17β-Estradiol Inhibits Apoptotic Cell Death of Oligodendrocytes by Inhibiting RhoA-JNK3 Activation after Spinal Cord Injury
Author(s) -
Jee Y. Lee,
Soo Young Choi,
Tae Hwan Oh,
Tae Young Yune
Publication year - 2012
Publication title -
endocrinology
Language(s) - English
Resource type - Journals
SCImago Journal Rank - 1.674
H-Index - 257
eISSN - 1945-7170
pISSN - 0013-7227
DOI - 10.1210/en.2012-1068
Subject(s) - rhoa , oligodendrocyte , spinal cord injury , neuroprotection , programmed cell death , endocrinology , medicine , apoptosis , chemistry , spinal cord , pharmacology , biology , microbiology and biotechnology , signal transduction , neuroscience , central nervous system , biochemistry , myelin
A delayed oligodendrocyte cell death after spinal cord injury (SCI) contributes to chronic demyelination of spared axons, leading to a permanent neurological deficit.

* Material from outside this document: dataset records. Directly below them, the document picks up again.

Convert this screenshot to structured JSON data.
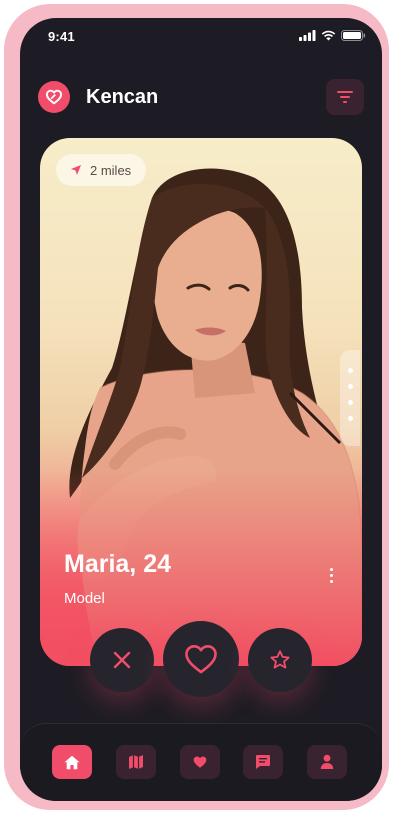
{
  "status_bar": {
    "time": "9:41",
    "icons": [
      "signal-icon",
      "wifi-icon",
      "battery-icon"
    ]
  },
  "header": {
    "title": "Kencan",
    "logo_icon": "heart-logo-icon",
    "filter_icon": "filter-icon"
  },
  "card": {
    "distance": "2 miles",
    "distance_icon": "location-arrow-icon",
    "name_age": "Maria, 24",
    "occupation": "Model",
    "more_icon": "more-vertical-icon",
    "photo_count": 4
  },
  "actions": [
    {
      "name": "pass",
      "icon": "close-icon"
    },
    {
      "name": "like",
      "icon": "heart-outline-icon"
    },
    {
      "name": "super-like",
      "icon": "star-icon"
    }
  ],
  "nav": {
    "items": [
      {
        "id": "home",
        "icon": "home-icon",
        "active": true
      },
      {
        "id": "map",
        "icon": "map-icon",
        "active": false
      },
      {
        "id": "likes",
        "icon": "heart-icon",
        "active": false
      },
      {
        "id": "chat",
        "icon": "chat-icon",
        "active": false
      },
      {
        "id": "profile",
        "icon": "user-icon",
        "active": false
      }
    ]
  },
  "colors": {
    "accent": "#f14d6a",
    "background": "#1d1c24",
    "frame": "#f6b9c6",
    "button_bg": "#3a2330"
  }
}
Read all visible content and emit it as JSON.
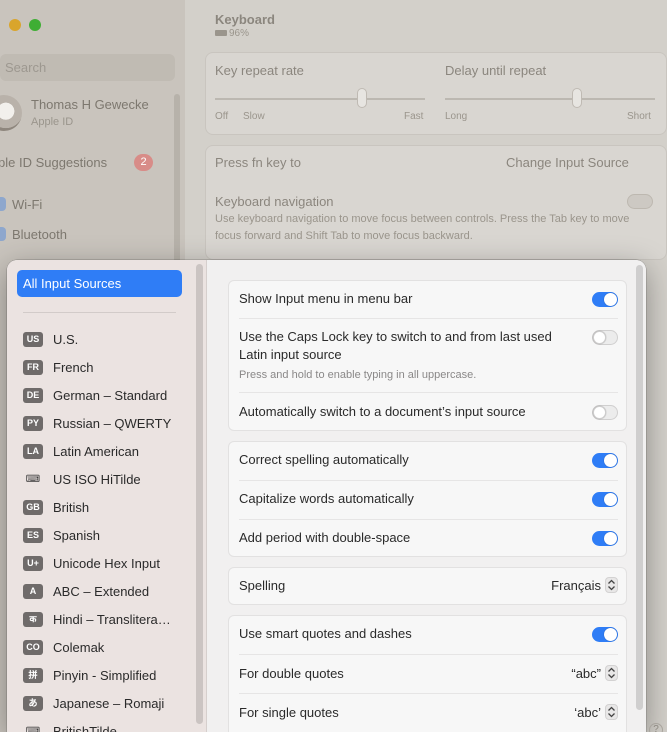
{
  "background": {
    "search_placeholder": "Search",
    "user": {
      "name": "Thomas H Gewecke",
      "subtitle": "Apple ID"
    },
    "suggestions": {
      "label": "ple ID Suggestions",
      "count": "2"
    },
    "sidebar_items": [
      "Wi-Fi",
      "Bluetooth"
    ],
    "header": {
      "title": "Keyboard",
      "battery": "96%"
    },
    "key_repeat": {
      "label": "Key repeat rate",
      "min": "Off",
      "slow": "Slow",
      "max": "Fast",
      "level": 0.7
    },
    "delay_repeat": {
      "label": "Delay until repeat",
      "min": "Long",
      "max": "Short",
      "level": 0.63
    },
    "fn_key": {
      "label": "Press fn key to",
      "value": "Change Input Source"
    },
    "keyboard_nav": {
      "label": "Keyboard navigation",
      "description": "Use keyboard navigation to move focus between controls. Press the Tab key to move focus forward and Shift Tab to move focus backward.",
      "enabled": false
    }
  },
  "sources": {
    "all_label": "All Input Sources",
    "items": [
      {
        "badge": "US",
        "name": "U.S."
      },
      {
        "badge": "FR",
        "name": "French"
      },
      {
        "badge": "DE",
        "name": "German – Standard"
      },
      {
        "badge": "PY",
        "name": "Russian – QWERTY"
      },
      {
        "badge": "LA",
        "name": "Latin American"
      },
      {
        "badge": "⌨",
        "name": "US ISO HiTilde"
      },
      {
        "badge": "GB",
        "name": "British"
      },
      {
        "badge": "ES",
        "name": "Spanish"
      },
      {
        "badge": "U+",
        "name": "Unicode Hex Input"
      },
      {
        "badge": "A",
        "name": "ABC – Extended"
      },
      {
        "badge": "क",
        "name": "Hindi – Translitera…"
      },
      {
        "badge": "CO",
        "name": "Colemak"
      },
      {
        "badge": "拼",
        "name": "Pinyin - Simplified"
      },
      {
        "badge": "あ",
        "name": "Japanese – Romaji"
      },
      {
        "badge": "⌨",
        "name": "BritishTilde"
      }
    ]
  },
  "options": {
    "show_input_menu": {
      "label": "Show Input menu in menu bar",
      "enabled": true
    },
    "caps_lock": {
      "label": "Use the Caps Lock key to switch to and from last used Latin input source",
      "sub": "Press and hold to enable typing in all uppercase.",
      "enabled": false
    },
    "auto_switch": {
      "label": "Automatically switch to a document’s input source",
      "enabled": false
    },
    "correct_spelling": {
      "label": "Correct spelling automatically",
      "enabled": true
    },
    "capitalize": {
      "label": "Capitalize words automatically",
      "enabled": true
    },
    "period": {
      "label": "Add period with double-space",
      "enabled": true
    },
    "spelling": {
      "label": "Spelling",
      "value": "Français"
    },
    "smart_quotes": {
      "label": "Use smart quotes and dashes",
      "enabled": true
    },
    "double_quotes": {
      "label": "For double quotes",
      "value": "“abc”"
    },
    "single_quotes": {
      "label": "For single quotes",
      "value": "‘abc’"
    }
  },
  "colors": {
    "accent": "#2f7df6",
    "badge_red": "#d88c88"
  }
}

Therefore, therapeutic approaches to prevent oligodendrocyte cell death after SCI should be considered. Estrogens are well known to have a broad neuroprotective effect, but the protective effect of estrogens on oligodendrocytes after injury is largely unknown. Here, we demonstrated that 17β-estradiol attenuates apoptosis of oligodendrocytes by inhibiting RhoA and c-Jun-N-terminal kinase activation after SCI. Estrogen receptor (ER)-α and -β were expressed in oligodendrocytes of the spinal cord, and 17β-estradiol treatment significantly inhibited oligodendrocyte cell death at 7 d after injury as compared with vehicle (cyclodextrin) control. 17β-Estradiol also attenuated caspase-3 and -9 activation at 7 d and reduced the loss of axons from progressive degeneration. In addition, 17β-estradiol inhibited RhoA and JNK3 activation, which were activated and peaked at 3 and/or 5 d after injury. Furthermore, administration of Rho inhibitor, PEP-1-C3 exoenzyme, inhibited RhoA and JNK3 activation, and decreased phosphorylated c-Jun level at 5 d after injury. Additionally, the attenuation of RhoA and JNK3 activation as well as oligodendrocyte cell death by 17β-estradiol was reversed by ER antagonist, ICI182780. Our results thus indicate that 17β-estradiol treatment improves functional recovery after SCI in part by reducing oligodendrocyte cell death via inhibition of RhoA and JNK3 activation, which were ER dependent. Furthermore, improvement of hindlimb motor function by posttreatment of 17β-estradiol suggests its potential as a therapeutic agent for SCI patients.